А у дочки при слове «советский», наверное, кадры выкачанных из сети старых фильмов перед глазами плывут. Счастливое детство, пионерские зорьки средь колосящихся полей, и под вражьим огнем – бескорыстная нерушимая дружба… Но он сильно подозревал, что у доброй гостеприимной хлебосольной тети Розы то же самое сочетание звуков вызывает перед мысленным взором единственно Сталина в парадном мундире: погоны блещут, усы торчат, в одной руке истекающая кровью голова Михоэлса, в другой – подписанный приказ о депортации евреев в Сибирь, которого никто никогда не видел, но в который не верят одни антисемиты.
Конечно, ведь спокон веков было и, наверное, вовеки будет, потому что у человека так мозги устроены: наш миф – это священная спасительная истина, ее нужно любой ценой донести до заблудших людей, до всех и каждого, а то они ничего не понимают и, конечно, пропадут; а чужой миф – это кошмарное заблуждение, замешанное на подлом, корыстном обмане и всегда приводящее к кровавому подавлению несчастных инакомыслящих.
Охо-хо…
Гинзбург тяжело поднялся.
– Я, пожалуй, пойду, – сказал он.
Ужин завершился в молчании, и до самой ночи никто и словом не обмолвился о случившемся кремневом ударе с искрой; хозяйка была ласкова с Симой, как никогда, а девчонка ходила шелковая, тише воды, ниже травы, и отвечала только: «Да, тетя Роза…», «Хорошо, тетя Роза…», «Спасибо, тетя Роза, тода раба…»
И лишь когда все улеглись, Кармаданов, всегда заходивший к Симе пожелать спокойной ночи, присел рядом с ее раскладушкой и вместо обычных слов негромко сказал:
– Никогда больше так не выступай.
– Почему? – так же вполголоса спросила она.
– Потому что…
Он запнулся. Нельзя было ей сейчас не объяснить. Но для этого сначала надо было четко понять самому.

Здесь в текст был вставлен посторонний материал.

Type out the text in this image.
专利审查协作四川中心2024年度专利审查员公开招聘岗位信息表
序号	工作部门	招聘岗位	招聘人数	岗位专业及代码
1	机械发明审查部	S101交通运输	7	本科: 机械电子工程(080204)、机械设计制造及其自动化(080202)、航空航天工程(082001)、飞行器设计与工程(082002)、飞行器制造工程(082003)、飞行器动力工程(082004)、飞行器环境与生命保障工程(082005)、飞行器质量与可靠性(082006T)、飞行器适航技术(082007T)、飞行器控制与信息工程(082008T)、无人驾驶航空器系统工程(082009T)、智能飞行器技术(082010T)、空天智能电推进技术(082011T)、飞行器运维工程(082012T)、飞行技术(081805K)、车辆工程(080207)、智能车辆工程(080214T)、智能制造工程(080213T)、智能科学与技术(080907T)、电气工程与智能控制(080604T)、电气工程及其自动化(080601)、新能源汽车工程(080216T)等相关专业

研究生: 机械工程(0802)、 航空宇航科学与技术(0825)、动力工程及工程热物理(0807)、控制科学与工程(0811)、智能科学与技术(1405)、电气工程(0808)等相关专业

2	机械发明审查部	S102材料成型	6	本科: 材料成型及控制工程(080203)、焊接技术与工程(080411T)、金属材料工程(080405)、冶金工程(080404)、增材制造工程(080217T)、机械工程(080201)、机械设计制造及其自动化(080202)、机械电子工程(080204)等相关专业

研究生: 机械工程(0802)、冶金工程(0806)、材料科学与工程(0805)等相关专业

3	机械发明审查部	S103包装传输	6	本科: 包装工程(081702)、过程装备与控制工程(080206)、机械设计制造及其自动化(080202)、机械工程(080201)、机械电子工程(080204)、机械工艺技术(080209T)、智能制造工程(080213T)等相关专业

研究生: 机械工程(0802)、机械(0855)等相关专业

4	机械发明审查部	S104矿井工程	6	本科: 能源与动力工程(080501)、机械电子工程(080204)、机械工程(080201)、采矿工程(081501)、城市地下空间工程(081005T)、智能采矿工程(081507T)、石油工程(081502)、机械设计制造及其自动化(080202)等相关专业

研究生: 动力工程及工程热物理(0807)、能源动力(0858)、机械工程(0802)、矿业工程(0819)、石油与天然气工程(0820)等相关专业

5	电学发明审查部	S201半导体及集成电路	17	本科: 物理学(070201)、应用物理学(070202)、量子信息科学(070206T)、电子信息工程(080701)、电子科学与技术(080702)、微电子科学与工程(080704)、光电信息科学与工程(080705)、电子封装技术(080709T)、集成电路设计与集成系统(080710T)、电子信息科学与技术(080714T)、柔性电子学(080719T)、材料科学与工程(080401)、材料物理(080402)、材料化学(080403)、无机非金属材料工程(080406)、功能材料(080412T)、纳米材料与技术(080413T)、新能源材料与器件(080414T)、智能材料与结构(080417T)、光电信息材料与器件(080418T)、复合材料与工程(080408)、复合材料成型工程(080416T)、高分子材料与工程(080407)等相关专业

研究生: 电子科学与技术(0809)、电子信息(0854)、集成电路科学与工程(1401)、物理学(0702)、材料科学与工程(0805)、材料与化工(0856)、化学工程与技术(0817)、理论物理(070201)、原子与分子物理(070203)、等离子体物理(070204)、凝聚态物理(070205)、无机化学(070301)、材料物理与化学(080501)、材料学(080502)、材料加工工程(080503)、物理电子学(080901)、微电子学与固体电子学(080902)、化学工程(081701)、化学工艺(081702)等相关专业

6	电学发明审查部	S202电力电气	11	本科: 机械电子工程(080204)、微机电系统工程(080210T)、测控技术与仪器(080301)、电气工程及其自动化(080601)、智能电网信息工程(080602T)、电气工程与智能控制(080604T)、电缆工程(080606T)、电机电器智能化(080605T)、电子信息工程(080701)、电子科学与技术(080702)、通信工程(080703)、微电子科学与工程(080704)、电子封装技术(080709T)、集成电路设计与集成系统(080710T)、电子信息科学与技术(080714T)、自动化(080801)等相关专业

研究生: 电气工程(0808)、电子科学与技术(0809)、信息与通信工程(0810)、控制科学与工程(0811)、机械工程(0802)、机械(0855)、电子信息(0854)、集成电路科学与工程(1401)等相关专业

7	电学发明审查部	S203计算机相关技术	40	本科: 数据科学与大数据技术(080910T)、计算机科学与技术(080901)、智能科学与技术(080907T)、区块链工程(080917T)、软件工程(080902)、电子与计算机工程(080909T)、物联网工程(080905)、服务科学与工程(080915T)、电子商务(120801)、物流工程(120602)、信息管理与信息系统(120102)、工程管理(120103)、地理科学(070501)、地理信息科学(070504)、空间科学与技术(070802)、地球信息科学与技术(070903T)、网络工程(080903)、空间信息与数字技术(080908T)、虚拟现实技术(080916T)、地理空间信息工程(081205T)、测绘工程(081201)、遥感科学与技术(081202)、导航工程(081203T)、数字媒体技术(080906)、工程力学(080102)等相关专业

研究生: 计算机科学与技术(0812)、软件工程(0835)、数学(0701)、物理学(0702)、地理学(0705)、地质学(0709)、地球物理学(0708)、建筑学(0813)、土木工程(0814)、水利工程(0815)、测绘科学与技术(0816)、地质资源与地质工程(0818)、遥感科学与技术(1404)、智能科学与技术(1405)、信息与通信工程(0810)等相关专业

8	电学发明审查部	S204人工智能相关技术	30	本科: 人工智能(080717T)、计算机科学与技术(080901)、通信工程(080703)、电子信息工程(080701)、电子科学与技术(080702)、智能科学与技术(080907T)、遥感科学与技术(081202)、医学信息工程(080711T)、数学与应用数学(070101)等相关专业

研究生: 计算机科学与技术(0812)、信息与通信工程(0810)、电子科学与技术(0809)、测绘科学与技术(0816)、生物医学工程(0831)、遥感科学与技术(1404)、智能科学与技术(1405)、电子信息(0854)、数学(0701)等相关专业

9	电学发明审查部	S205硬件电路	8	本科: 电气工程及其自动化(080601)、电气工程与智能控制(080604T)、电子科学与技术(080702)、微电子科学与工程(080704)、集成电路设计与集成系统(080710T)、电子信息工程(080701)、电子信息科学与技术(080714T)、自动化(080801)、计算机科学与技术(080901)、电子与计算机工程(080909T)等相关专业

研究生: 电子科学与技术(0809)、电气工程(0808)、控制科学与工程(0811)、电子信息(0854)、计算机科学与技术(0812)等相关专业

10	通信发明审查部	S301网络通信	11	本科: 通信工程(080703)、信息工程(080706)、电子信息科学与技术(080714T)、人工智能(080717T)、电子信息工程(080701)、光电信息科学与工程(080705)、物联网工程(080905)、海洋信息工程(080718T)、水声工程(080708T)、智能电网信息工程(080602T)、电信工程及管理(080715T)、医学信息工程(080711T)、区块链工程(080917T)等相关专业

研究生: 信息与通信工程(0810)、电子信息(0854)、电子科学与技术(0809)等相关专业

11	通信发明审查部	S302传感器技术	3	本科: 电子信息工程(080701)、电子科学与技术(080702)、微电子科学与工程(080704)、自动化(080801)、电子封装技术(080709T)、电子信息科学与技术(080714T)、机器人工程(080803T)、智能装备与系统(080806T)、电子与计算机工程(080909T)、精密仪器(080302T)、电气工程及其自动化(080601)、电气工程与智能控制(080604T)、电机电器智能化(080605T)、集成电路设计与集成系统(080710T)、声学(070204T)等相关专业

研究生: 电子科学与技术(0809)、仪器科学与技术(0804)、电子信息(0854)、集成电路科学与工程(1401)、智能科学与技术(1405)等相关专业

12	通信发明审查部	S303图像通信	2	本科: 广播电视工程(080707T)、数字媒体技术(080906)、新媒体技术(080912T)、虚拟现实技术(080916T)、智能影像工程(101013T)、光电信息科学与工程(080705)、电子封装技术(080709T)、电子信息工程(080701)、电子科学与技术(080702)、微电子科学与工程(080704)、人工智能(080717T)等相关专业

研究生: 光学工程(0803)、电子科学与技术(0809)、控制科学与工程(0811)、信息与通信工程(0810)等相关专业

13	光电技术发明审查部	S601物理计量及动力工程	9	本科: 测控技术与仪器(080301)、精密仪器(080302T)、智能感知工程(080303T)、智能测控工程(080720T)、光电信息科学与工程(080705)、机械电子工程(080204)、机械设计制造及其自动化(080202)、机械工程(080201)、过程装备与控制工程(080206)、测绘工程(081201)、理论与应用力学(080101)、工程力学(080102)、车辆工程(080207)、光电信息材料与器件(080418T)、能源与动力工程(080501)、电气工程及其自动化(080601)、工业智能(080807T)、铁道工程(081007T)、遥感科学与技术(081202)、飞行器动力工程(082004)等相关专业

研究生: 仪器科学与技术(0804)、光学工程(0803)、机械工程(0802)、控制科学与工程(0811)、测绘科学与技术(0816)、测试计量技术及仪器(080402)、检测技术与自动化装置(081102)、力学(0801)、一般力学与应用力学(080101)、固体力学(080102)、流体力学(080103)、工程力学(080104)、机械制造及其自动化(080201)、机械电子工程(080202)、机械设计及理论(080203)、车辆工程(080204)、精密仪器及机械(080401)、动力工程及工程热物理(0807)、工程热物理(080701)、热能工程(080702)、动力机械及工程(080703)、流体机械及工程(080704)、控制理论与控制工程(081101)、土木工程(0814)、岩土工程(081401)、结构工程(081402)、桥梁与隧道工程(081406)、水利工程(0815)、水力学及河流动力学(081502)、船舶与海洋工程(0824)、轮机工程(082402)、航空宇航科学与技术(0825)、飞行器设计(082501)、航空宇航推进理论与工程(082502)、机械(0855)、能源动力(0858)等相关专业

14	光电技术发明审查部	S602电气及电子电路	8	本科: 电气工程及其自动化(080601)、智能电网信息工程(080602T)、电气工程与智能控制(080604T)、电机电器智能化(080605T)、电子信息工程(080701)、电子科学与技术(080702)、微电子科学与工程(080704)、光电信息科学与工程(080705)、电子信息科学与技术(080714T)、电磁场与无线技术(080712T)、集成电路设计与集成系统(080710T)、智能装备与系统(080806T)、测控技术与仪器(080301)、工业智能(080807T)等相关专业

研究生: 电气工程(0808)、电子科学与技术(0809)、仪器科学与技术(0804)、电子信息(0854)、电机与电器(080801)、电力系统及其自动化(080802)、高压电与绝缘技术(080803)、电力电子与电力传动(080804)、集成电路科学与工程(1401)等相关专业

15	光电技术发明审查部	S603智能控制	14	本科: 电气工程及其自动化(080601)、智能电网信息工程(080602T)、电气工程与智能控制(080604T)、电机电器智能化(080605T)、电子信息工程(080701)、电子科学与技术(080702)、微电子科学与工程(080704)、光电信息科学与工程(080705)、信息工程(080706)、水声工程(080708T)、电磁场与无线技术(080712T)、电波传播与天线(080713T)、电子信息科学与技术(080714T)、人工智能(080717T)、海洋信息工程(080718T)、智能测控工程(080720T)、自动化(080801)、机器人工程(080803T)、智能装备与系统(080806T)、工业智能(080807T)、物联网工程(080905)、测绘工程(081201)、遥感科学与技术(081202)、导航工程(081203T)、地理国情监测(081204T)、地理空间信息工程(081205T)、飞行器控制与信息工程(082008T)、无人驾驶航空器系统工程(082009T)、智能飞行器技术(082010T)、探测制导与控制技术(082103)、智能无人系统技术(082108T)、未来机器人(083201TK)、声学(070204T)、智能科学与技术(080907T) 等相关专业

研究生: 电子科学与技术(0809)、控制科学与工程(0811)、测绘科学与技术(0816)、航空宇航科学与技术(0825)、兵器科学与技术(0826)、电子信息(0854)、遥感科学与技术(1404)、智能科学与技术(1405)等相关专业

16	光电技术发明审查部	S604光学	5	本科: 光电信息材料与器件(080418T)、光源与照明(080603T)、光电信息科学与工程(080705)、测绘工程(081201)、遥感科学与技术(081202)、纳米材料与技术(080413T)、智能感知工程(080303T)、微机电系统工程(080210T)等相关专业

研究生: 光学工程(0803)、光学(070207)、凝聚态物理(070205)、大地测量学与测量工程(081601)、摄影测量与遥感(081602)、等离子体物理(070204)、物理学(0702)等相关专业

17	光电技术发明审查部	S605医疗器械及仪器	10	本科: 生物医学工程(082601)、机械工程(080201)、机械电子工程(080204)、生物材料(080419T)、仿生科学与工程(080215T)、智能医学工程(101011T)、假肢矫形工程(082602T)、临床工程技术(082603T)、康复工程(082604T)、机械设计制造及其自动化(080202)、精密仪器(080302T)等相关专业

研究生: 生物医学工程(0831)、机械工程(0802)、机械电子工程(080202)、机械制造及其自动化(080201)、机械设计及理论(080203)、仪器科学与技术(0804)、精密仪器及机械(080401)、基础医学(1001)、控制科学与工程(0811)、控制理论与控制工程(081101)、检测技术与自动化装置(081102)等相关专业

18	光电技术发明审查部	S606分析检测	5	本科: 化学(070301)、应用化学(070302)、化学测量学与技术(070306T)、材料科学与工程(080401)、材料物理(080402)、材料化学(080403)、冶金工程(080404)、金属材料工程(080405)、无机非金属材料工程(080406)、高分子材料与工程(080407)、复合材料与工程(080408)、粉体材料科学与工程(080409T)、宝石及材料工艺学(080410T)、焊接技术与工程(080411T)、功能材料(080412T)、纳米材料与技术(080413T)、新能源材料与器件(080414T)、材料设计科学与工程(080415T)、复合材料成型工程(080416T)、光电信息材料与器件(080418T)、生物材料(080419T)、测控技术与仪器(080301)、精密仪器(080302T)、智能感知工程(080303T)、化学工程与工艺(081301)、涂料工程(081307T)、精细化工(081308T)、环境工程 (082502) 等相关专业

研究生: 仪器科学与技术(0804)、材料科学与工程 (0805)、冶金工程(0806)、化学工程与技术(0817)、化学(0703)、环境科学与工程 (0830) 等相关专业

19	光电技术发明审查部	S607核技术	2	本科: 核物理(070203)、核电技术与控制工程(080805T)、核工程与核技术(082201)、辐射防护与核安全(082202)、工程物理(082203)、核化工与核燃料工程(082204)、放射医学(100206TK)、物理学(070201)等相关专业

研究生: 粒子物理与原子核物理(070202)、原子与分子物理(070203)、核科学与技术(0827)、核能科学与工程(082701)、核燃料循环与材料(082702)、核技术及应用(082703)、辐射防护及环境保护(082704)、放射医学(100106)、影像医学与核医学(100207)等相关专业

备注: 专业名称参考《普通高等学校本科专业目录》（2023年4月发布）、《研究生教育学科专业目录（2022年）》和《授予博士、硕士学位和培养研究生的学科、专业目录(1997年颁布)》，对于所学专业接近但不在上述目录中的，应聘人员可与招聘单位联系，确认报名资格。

Стало тихо. Смутно громоздились стеллажи библиотеки покойного мужа тети Розы.
– Знаешь… – мягко начал Кармаданов. Сима с подушки глядела ему в лицо неотрывно, не мигая. – Есть во Вселенной такие черные дыры… Ты знаешь, конечно. Если туда что-то попадает, вырваться уже не может. Хоть надорвись, хоть на мыло изойди. Добрый ты, злой, честный, подлый – дыре все равно. Между людьми есть похожие… черные мертвые зоны. Никогда наперед не знаешь, где зона начинается и где кончается, потому что трудно сразу сообразить, где кого ранили и у кого что болит. Но соображать надо обязательно, потому что… Потому что оттуда, из этой мертвой зоны, ни единый звук, ни единый лучик света не в состоянии прорваться. Можно сидеть вот так рядышком – но к тебе от меня или от меня к тебе не дойдет ничего. Просто ничего. А если дойдет – совсем не то, что от меня ушло. Совсем не то, что я послал. Черное превратится в белое, «да» в «нет»… Это всегда бывает, когда у одного болит одно, а у другого – другое. Люди понимают друг друга, только когда говорят о том, что у них одинаково болит, либо о том, что у них одинаково НЕ болит. В мертвую зону нельзя лезть, поняла? Ничего не добьешься, только прибавишь боли. А ее и так в мире видимо-невидимо.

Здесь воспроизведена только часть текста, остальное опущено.